One must go through the guidelines issued by the American Medical Association before going ahead in this. In addition, the compensation rates may sometimes change for some commercial companies that cover medical facilities in the length and breadth of the USA.

While Hospital Outpatient departments charge an average total of $1692 per procedure, patients pay about $338 while US Medicare reimburses the other amount.

The fares can vary upon possession of a Medicare Advantage Plan or Supplemental Insurance Policy.

The costs provided are national averages and cannot be considered a final utmost word. Also, the CPT 26055 should be supported with the required medical documentation.

The cost for a mere CPT 26055 surgical procedure is $483.19 on average.

This amount does not include the physician’s fee. More than one procedure for treatment and charges may vary following that.

Your supplemental insurance Policy may cover your procedural costs. A bit of professional medical advice, diagnosis, or treatment is still advised, and this should be considered the only form of reliable information.

Modifiers For Trigger Finger Release CPT Code 26055

CPT 26055 does need some add-ups, like F modifiers to specify the location. Modifier RT or LT to identify right or left depending on where the incision is made.

For example, the CPT 26055 modifier for the right middle finger would be F7.

If the procedure is performed on one or more fingers, it shows the physician’s increased period and increased physical and mental effort. In this case, modifier 51 may be appended.

Modifier 51 is used mainly for the same procedure performed on the different sites on the same day and the same session and by the same physician.

The modifier 59 can also be appended to bypass the edits when performed with other services. As modifier 59 describes as the distinct procedural services. 

Modifier 59 is still preferred to prevail the NCCI (National Correct Coding Initiative) edits.

Modifier 51 and modifier 59 are payment modifiers. Both can affect reimbursement significantly.

The ICD 10 CM codes are the codes assigned to the problem that is aimed to be treated, while CPT codes are the postoperative or during the treatment codes.

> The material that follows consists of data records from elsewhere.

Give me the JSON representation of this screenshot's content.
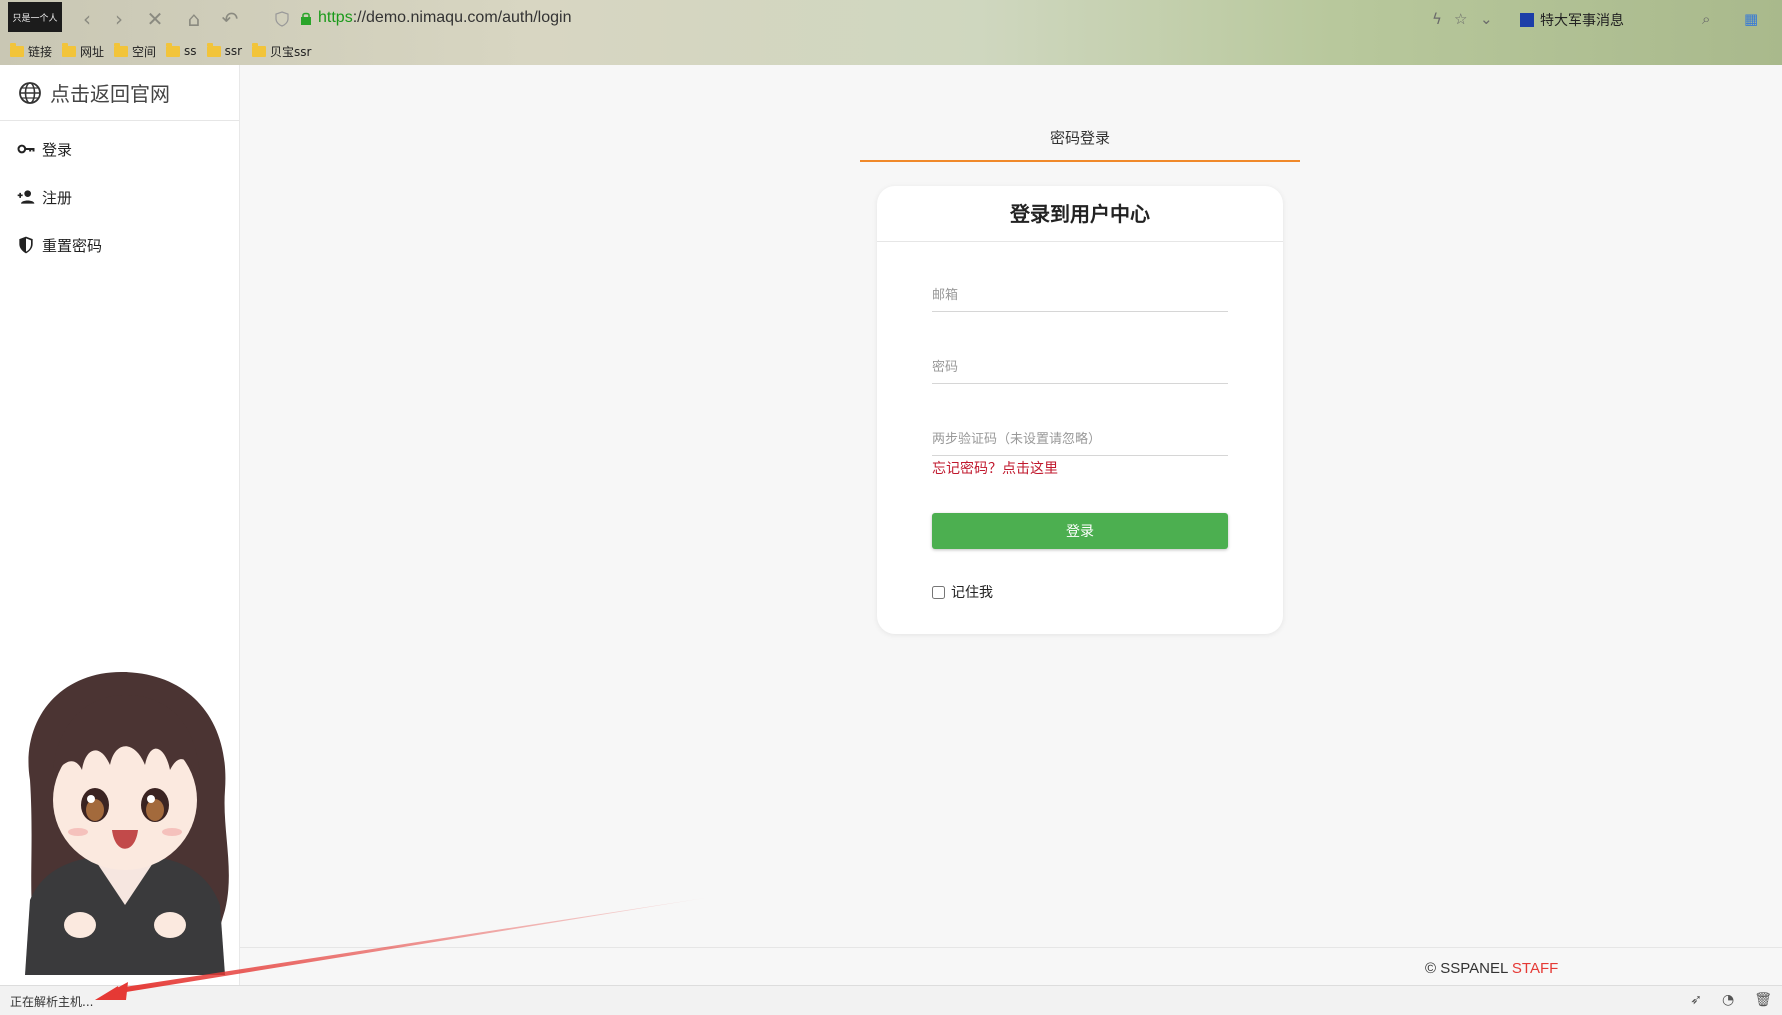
{
  "browser": {
    "avatar_text": "只是一个人",
    "url_scheme": "https",
    "url_rest": "://demo.nimaqu.com/auth/login",
    "news_label": "特大军事消息",
    "bookmarks": [
      "链接",
      "网址",
      "空间",
      "ss",
      "ssr",
      "贝宝ssr"
    ]
  },
  "sidebar": {
    "brand": "点击返回官网",
    "items": [
      {
        "label": "登录",
        "icon": "key-icon"
      },
      {
        "label": "注册",
        "icon": "add-user-icon"
      },
      {
        "label": "重置密码",
        "icon": "shield-icon"
      }
    ]
  },
  "login": {
    "tab_label": "密码登录",
    "title": "登录到用户中心",
    "email_placeholder": "邮箱",
    "password_placeholder": "密码",
    "twofa_placeholder": "两步验证码（未设置请忽略）",
    "forgot_text": "忘记密码？点击这里",
    "submit_label": "登录",
    "remember_label": "记住我"
  },
  "footer": {
    "copyright": "© SSPANEL ",
    "staff": "STAFF"
  },
  "status": {
    "text": "正在解析主机..."
  },
  "colors": {
    "accent_tab": "#f0892a",
    "button_green": "#4caf50",
    "link_red": "#c0182d",
    "staff_red": "#e53935"
  }
}
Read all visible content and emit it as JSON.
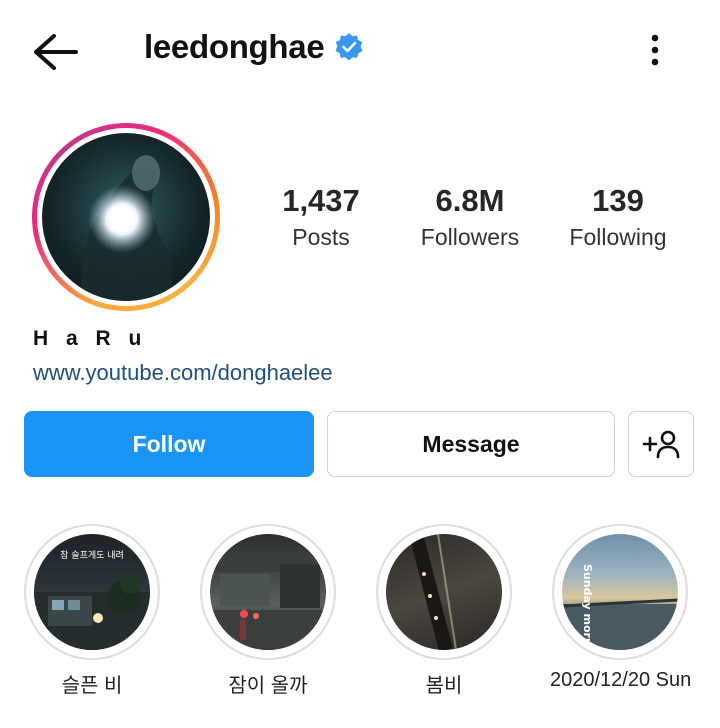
{
  "header": {
    "username": "leedonghae",
    "back_icon": "arrow-left-icon",
    "verified_icon": "verified-badge-icon",
    "more_icon": "more-vertical-icon"
  },
  "profile": {
    "stats": [
      {
        "value": "1,437",
        "label": "Posts"
      },
      {
        "value": "6.8M",
        "label": "Followers"
      },
      {
        "value": "139",
        "label": "Following"
      }
    ],
    "name": "H a R u",
    "link": "www.youtube.com/donghaelee"
  },
  "actions": {
    "follow_label": "Follow",
    "message_label": "Message",
    "add_user_icon": "add-person-icon"
  },
  "highlights": [
    {
      "label": "슬픈 비",
      "overlay_text": "참 슬프게도 내려"
    },
    {
      "label": "잠이 올까"
    },
    {
      "label": "봄비"
    },
    {
      "label": "2020/12/20 Sun",
      "overlay_text": "Sunday morni"
    }
  ],
  "colors": {
    "follow_button": "#1b95f5",
    "verified": "#3897f0",
    "link": "#1f4f7f"
  }
}
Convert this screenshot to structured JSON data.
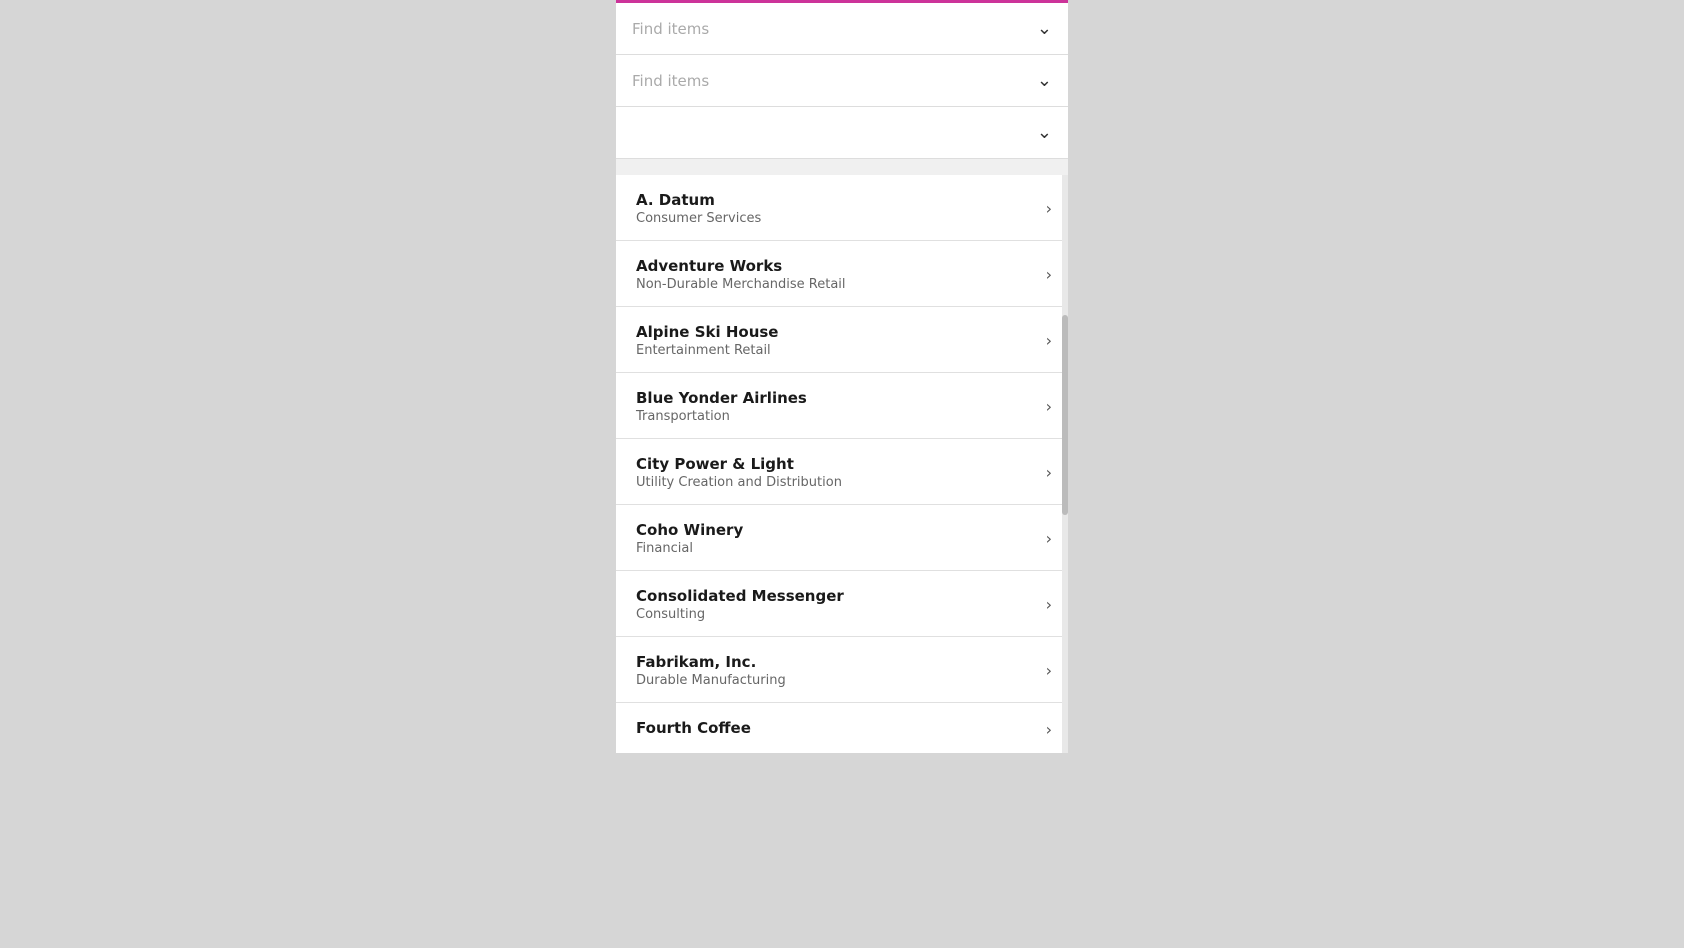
{
  "filters": [
    {
      "placeholder": "Find items",
      "hasText": true
    },
    {
      "placeholder": "Find items",
      "hasText": true
    },
    {
      "placeholder": "",
      "hasText": false
    }
  ],
  "items": [
    {
      "name": "A. Datum",
      "category": "Consumer Services"
    },
    {
      "name": "Adventure Works",
      "category": "Non-Durable Merchandise Retail"
    },
    {
      "name": "Alpine Ski House",
      "category": "Entertainment Retail"
    },
    {
      "name": "Blue Yonder Airlines",
      "category": "Transportation"
    },
    {
      "name": "City Power & Light",
      "category": "Utility Creation and Distribution"
    },
    {
      "name": "Coho Winery",
      "category": "Financial"
    },
    {
      "name": "Consolidated Messenger",
      "category": "Consulting"
    },
    {
      "name": "Fabrikam, Inc.",
      "category": "Durable Manufacturing"
    },
    {
      "name": "Fourth Coffee",
      "category": ""
    }
  ],
  "chevron_char": "⌄",
  "arrow_char": "›"
}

It should also be noted that using an appropriate ICD 10 CM is also mandatory with an appropriate modifier. Therefore, the wrong usage of diagnosis codes with appropriate modifiers may lead to the denial of the claim.

While using modifiers, the coder has to ensure that they consult the AMA guiding principles, latest rules and regulations, and the CPT code specifications before preparing the report for compensation.


Two examples for trigger finger release CPT code 26055 can be found below.

Example 1

A 55-year-old patient was diagnosed with a Left ring Trigger Finger (F3).

Trigger finger release procedure (CPT 26055) is executed on the affected finger. First, the patient is given anesthesia, and the A1 pulley is sectioned, the incision part is stitched. Patient aftercare includes monitoring of finger movement.

ICD 10 CM code for the Left ring trigger finger is M65.342, and the coder applies this code to apply for reimbursement purposes. 

All related CPT codes have to be specified to receive the expected reimbursement, along with mentioning the required details if the need and space be there to stay away from the auditing of the issue.

Example 2

A 30-year-old patient has been diagnosed with a Right Middle Trigger Finger (F7).

CPT 26055 procedure is acted out on the patient, and all the necessities were met. However, the person may have acquired the problem because of extensive or heavy usage of the right hand, and inflammation may have occurred that kept the F7 in its flexor state.

M65.331 is a valid diagnosis code that can be billed with CPT 26055, in this case. ICD 10 CM (International Classification of Diseases) should be used very cautiously.

The coder must know the exact CPT codes as, without them, there are chances of losing money that the surgeon or the physician is expecting to receive from the government or the commercial payers.

It is quite probable for the coder to get in touch with the surgeon if the need is there to get the desired detail of the operation in this regard.